4-14. 窓 (9)

また別の水準での窓の分類を考えると、開き方ということがあります。この開き方に関しては、扉と重複することが多いです。
まずは開く窓に対して、開かない窓である「嵌め殺し窓」[fixed window]が考えられます。えらい物騒な名称に聞こえますが、建築の言い回しで「殺す」というのに「動かない」という意味があります。嵌めて動かなくした窓だから嵌め殺し窓という訳です。開かないので当然通風は期待できませんが、採光や眺望は期待できます。高層ビルなどで窓からモノを落としてしまったりすると危険なので嵌め殺しにしている場合やホテルなどでは飛び降り自殺防止のために嵌め殺し(あるいは少ししか開かない窓)にしている、という理由も現実的にはあったりします。

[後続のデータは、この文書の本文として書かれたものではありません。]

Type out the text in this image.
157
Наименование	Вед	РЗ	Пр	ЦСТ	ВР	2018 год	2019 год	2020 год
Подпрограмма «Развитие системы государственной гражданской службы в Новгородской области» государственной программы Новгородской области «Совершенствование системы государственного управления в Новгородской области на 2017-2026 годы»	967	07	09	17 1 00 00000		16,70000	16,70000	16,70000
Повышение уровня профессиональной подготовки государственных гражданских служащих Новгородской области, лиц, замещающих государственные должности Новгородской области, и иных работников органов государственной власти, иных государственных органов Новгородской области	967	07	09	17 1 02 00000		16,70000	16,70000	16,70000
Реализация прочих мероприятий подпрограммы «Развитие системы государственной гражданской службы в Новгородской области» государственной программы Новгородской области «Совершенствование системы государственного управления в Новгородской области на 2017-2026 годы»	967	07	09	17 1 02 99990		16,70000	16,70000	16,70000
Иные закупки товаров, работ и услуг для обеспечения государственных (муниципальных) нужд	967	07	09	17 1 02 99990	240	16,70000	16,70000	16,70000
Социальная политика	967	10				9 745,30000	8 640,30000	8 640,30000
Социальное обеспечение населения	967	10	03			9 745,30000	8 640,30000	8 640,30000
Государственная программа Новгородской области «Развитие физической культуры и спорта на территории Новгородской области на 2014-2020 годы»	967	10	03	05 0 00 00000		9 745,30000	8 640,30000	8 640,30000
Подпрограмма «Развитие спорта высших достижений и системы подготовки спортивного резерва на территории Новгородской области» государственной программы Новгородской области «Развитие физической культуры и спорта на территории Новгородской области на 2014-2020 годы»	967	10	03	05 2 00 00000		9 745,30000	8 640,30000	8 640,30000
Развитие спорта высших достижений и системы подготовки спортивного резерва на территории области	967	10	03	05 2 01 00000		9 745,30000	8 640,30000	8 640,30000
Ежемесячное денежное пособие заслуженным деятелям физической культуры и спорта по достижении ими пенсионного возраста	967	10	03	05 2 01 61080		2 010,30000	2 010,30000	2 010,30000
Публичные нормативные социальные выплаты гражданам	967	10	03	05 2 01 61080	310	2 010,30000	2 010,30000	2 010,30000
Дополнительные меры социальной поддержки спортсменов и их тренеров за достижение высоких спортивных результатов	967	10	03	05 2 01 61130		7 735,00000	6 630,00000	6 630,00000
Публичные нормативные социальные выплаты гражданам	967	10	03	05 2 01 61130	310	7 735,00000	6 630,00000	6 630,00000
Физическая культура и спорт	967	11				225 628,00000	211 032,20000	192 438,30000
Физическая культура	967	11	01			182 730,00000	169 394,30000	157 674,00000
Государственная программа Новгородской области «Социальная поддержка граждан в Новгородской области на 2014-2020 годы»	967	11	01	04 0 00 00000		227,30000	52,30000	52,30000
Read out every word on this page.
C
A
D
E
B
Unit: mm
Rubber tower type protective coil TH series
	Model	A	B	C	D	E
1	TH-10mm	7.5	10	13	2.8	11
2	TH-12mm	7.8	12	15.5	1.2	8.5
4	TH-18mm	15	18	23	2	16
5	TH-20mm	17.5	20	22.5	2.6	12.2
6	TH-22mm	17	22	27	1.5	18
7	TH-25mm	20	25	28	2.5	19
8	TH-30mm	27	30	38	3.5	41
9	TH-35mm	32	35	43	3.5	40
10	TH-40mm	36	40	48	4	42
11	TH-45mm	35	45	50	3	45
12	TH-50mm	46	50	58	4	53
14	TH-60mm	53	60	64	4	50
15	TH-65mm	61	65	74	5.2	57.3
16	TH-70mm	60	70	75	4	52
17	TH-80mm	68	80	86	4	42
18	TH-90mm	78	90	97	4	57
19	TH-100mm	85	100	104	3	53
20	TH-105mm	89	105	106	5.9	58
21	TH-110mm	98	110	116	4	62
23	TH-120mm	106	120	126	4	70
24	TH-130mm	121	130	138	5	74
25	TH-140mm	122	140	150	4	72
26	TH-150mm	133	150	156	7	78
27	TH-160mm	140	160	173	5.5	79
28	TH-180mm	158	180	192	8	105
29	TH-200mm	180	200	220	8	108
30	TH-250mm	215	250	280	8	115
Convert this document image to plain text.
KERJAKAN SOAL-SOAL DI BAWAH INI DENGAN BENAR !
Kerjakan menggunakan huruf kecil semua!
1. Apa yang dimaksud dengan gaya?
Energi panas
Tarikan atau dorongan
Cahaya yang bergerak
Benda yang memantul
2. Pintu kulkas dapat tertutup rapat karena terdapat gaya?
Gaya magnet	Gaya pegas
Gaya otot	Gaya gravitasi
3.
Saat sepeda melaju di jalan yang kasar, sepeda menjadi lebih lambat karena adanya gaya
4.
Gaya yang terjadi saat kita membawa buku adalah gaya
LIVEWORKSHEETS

また「引き違い窓」[double-hung window]は日本では住宅などでもよく用いられるよくみる開き方のパタンです。というのは、欧米の建築では日本ほど一般的に引き違い窓が流通していません。はっきりとした理由は分かりませんが、恐らく歴史的に木造で在来構造が主流で、1間(長さの単位、1間=6尺)を単位としたスパンで柱が並ぶので、その距離を全て建具としてつくれるのに対して、西欧の建築では石を積んだ壁構造が主流で、開口部の上はその上の荷重を受けるマグサのスパンで開口部の幅が決まりました。当然、石の壁の荷重を受けるマグサは長い距離を飛ばすことが出来ずに、必然的に縦長の窓になりました。引き違い窓にする場合には左右に障子を動かして、障子を互いに重ねる形で開けることになるので、スパンの半分しか実質は開きません。こういったことで西欧の近代以前の建築には引き違い窓が向いていなかったという事実があるかと思われます。逆に日本建築では十分にスパンが取れているので、引き違いにして半分しか開口部として利用できなくても、それで十分であったと考えられます。あくまでも想像ですが、そんな建築のバックグラウンドが未だに窓の開き方のスタンダードとして息づいているのかもしれません。